Confrontation des méthodes de l'analyse limite aux voûtes gothiques en Brabant | [English translation] |
Pierre Smars, avril 2000
Thèse présentée en vue de l'obtention du titre de "docteur en sciences appliquées" à l'Université Catholique de Louvain (K.U.Leuven)
Les structures historiques sont complexes. Leur géométrie est connue imparfaitement; les relevés, souvent imprécis, montrent rarement les déformations et parfois n'existent même pas. Les matériaux employés jadis ne le sont souvent plus depuis longtemps ou le sont suivant d'autres modalités. Ils sont bien moins connus que l'acier, le béton et les autres matériaux qui accompagnent l'architecture contemporaine. Les structures sont aussi moins connues et plus variables, elles présentent fréquemment des particularités cachées. L'histoire du bâtiment -la succession des agrandissements, adaptations et restaurations- influence son comportement.
Comme n'importe quel objet d'étude, les structures historiques sont analysées par l'intermédiaire de reconstructions maniables, les modèles, fondements de notre connaissance. Pour permettre aux responsables de la conservation des monuments de prendre des décisions sur une base aussi objective et légitime que possible, la compréhension des implications des nombreuses hypothèses qui leurs sont associées est fondamentale.
Les modèles permettant l'étude de la stabilité relèvent de deux grandes familles.
La première regroupe ceux qui utilisent les caractéristiques de déformabilité des matériaux . Théoriquement plus fidèles, ils présupposent cependant la connaissance précise de données en pratique mal connues. Les conséquences des hypothèses simplificatrices, nécessairement introduites, sont nombreuses, difficiles à prévoir et peu étudiées.
La seconde famille regroupe les modèles qui n'utilisent que les équations d'équilibre et les caractéristiques de résistance des matériaux, mais ne recherchent que des situations limites. Leur emploi pour l'analyse d'édifices historiques présuppose généralement l'absence de glissements et une résistance nulle à la traction, permettant l'application des théorèmes extrémaux de la plasticité "standard". Or, dans certaines circonstances, des glissements affectent les structures et les voûtes en particulier. Les théorèmes extrémaux, dès lors inapplicables, peuvent conduire à surestimer la stabilité. En effet, les glissements constituent de nouveaux mécanismes de rupture possibles mais ont surtout deux séquelles : (i) une structure localement plus résistante peut être globalement plus faible et (ii) des phénomènes répétitifs peuvent conduire progressivement à la ruine par accumulation d'effets minimes.

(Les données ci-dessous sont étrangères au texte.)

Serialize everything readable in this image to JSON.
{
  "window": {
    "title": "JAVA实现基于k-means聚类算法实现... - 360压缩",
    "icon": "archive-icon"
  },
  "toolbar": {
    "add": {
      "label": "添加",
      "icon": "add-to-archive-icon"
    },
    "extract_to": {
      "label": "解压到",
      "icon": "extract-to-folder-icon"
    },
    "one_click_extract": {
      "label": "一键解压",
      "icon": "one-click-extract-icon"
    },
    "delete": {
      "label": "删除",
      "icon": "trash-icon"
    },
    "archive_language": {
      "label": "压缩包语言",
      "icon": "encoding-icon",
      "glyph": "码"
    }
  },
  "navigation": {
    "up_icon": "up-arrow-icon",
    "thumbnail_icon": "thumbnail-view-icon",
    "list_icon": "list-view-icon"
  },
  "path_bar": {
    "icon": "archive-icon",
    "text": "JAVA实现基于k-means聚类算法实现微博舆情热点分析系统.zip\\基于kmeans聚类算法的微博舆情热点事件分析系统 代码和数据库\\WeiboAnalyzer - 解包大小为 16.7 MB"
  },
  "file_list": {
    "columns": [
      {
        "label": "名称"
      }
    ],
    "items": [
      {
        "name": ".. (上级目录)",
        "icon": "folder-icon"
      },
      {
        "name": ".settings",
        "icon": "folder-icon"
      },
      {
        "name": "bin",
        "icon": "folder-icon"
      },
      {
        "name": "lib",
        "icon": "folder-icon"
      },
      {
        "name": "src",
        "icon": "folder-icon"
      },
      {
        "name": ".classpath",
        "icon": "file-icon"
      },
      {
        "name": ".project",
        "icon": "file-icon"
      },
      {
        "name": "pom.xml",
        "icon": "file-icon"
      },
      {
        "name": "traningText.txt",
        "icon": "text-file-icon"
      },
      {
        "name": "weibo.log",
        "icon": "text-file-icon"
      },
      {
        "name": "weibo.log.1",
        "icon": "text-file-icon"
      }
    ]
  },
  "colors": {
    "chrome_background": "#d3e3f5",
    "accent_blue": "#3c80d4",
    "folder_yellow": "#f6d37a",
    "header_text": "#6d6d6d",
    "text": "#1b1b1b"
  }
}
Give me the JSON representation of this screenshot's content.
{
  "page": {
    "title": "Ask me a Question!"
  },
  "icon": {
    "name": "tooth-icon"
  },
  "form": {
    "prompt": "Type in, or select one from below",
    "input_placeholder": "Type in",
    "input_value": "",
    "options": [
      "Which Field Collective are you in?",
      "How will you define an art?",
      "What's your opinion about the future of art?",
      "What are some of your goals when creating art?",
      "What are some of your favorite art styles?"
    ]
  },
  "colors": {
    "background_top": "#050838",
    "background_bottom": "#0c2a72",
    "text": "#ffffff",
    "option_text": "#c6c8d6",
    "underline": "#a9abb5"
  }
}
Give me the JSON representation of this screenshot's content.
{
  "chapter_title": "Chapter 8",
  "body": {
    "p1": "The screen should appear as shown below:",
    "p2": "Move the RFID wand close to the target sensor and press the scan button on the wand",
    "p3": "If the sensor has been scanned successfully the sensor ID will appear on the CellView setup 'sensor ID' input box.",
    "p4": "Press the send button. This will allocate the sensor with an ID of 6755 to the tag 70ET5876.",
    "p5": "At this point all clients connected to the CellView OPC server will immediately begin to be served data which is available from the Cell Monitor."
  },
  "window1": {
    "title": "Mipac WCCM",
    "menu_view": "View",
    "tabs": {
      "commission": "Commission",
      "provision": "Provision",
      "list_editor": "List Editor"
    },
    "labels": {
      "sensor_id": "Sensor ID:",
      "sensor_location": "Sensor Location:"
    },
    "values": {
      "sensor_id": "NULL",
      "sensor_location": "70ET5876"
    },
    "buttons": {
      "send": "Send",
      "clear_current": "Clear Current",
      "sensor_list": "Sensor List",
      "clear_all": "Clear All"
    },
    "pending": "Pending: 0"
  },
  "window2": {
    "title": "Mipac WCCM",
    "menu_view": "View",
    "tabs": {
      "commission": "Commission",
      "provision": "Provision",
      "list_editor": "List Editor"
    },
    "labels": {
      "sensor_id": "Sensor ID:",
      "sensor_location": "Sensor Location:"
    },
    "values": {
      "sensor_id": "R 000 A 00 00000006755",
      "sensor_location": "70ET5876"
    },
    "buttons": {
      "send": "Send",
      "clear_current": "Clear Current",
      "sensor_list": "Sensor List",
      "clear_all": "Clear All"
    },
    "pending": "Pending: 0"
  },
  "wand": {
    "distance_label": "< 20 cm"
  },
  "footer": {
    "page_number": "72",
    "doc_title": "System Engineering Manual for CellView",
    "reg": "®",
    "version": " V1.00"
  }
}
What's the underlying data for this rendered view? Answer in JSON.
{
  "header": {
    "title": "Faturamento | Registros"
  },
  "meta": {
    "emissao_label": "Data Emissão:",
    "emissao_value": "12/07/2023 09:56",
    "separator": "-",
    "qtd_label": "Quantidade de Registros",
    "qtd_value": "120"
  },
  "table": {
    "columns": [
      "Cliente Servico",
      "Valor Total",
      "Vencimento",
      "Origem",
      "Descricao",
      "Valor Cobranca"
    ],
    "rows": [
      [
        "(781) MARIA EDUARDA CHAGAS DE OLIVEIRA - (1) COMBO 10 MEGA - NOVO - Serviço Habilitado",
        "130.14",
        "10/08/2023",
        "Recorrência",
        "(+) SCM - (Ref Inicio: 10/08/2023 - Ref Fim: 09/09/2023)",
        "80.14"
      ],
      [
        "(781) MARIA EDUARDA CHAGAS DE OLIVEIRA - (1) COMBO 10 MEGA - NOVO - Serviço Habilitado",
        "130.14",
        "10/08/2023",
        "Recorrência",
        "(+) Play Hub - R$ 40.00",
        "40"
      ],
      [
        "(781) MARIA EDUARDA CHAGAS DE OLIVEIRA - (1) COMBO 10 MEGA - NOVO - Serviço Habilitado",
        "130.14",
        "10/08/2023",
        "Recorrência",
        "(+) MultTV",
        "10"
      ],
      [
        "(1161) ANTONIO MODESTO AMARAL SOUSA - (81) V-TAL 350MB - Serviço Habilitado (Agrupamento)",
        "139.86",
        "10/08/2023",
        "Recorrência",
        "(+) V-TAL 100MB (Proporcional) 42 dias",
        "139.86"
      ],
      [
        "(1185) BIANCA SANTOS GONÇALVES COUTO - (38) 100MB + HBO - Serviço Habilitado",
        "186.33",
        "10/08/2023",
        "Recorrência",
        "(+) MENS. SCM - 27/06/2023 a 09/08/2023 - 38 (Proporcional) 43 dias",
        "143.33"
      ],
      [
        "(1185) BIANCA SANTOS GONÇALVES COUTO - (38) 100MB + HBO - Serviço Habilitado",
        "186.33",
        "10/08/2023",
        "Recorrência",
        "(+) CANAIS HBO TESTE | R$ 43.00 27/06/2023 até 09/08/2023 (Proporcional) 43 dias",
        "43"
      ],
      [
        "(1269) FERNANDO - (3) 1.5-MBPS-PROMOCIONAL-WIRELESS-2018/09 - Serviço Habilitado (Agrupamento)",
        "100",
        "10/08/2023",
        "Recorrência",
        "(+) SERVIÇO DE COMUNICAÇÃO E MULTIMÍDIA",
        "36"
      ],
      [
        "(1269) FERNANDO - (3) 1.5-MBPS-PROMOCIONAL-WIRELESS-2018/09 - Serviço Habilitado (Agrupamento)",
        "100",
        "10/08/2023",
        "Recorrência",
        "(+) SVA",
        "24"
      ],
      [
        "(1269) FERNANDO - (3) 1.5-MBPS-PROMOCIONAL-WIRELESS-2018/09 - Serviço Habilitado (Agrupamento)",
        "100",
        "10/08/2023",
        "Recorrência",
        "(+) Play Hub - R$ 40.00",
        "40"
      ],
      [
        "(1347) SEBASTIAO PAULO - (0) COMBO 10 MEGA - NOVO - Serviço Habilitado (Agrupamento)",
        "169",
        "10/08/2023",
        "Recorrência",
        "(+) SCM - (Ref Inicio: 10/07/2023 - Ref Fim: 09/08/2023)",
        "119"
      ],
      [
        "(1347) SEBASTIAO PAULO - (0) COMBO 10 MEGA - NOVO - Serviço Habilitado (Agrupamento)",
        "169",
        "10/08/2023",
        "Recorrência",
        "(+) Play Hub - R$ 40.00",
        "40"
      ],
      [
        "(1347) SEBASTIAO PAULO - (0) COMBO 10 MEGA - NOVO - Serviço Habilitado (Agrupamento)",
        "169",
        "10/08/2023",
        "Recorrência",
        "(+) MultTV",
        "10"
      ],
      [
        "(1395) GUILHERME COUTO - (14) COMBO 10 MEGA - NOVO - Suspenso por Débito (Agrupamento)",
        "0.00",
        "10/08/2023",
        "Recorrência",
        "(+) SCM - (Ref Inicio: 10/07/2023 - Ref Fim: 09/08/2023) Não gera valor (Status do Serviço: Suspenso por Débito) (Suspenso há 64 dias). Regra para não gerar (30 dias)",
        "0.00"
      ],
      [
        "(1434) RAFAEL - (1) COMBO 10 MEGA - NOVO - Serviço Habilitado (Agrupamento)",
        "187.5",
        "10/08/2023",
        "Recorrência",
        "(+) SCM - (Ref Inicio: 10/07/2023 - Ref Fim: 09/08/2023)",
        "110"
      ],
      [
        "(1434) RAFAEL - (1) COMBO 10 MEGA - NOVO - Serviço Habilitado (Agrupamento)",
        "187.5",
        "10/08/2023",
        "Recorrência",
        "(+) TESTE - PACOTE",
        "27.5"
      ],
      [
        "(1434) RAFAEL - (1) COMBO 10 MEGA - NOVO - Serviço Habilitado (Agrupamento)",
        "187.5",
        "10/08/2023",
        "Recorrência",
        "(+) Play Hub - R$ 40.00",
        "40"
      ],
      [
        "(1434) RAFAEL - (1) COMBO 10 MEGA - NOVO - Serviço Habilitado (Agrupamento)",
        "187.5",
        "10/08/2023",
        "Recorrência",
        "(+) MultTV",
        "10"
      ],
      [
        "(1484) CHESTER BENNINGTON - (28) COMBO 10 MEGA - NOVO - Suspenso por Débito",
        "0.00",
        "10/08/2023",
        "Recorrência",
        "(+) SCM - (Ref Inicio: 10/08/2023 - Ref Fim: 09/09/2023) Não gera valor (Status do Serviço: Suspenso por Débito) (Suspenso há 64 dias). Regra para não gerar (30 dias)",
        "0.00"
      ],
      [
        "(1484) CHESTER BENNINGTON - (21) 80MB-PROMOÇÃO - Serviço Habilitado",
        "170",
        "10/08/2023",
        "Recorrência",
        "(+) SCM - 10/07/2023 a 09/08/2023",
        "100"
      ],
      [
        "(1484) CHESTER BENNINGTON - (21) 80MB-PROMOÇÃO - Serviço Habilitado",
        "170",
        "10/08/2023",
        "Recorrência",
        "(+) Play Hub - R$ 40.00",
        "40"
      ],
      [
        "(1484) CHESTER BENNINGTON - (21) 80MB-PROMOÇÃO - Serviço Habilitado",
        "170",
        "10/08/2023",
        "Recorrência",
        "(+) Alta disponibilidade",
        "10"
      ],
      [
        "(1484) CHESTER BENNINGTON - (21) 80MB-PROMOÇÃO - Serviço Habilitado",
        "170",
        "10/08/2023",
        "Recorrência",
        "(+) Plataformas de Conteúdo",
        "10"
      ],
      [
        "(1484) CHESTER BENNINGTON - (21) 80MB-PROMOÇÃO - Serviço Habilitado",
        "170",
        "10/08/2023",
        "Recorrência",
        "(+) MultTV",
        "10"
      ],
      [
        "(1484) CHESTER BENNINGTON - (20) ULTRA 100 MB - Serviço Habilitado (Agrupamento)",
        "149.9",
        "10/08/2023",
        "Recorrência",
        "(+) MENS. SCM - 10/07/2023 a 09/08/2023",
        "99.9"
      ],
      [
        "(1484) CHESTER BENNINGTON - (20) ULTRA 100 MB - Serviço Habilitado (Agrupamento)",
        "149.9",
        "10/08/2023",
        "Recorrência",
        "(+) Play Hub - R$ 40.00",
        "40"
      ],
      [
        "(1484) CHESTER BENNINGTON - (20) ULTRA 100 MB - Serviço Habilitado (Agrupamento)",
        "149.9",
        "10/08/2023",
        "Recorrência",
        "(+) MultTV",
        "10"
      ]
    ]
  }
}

Ce travail a pour objectifs d'éclaircir le processus menant à la prise d'une décision concernant la stabilité des voûtes existantes, de présenter des arguments en faveur des méthodes de l'analyse limite et d'y intégrer la possibilité de glissements, d'une résistance à la traction non nulle et de déplacements finis.
Premio Edoardo Benvenuto 2002 decerné par l'«Associazione Edoardo Benvenuto per la ricerca sulla Scienza e l'Arte del Costruire nel loro sviluppo storico»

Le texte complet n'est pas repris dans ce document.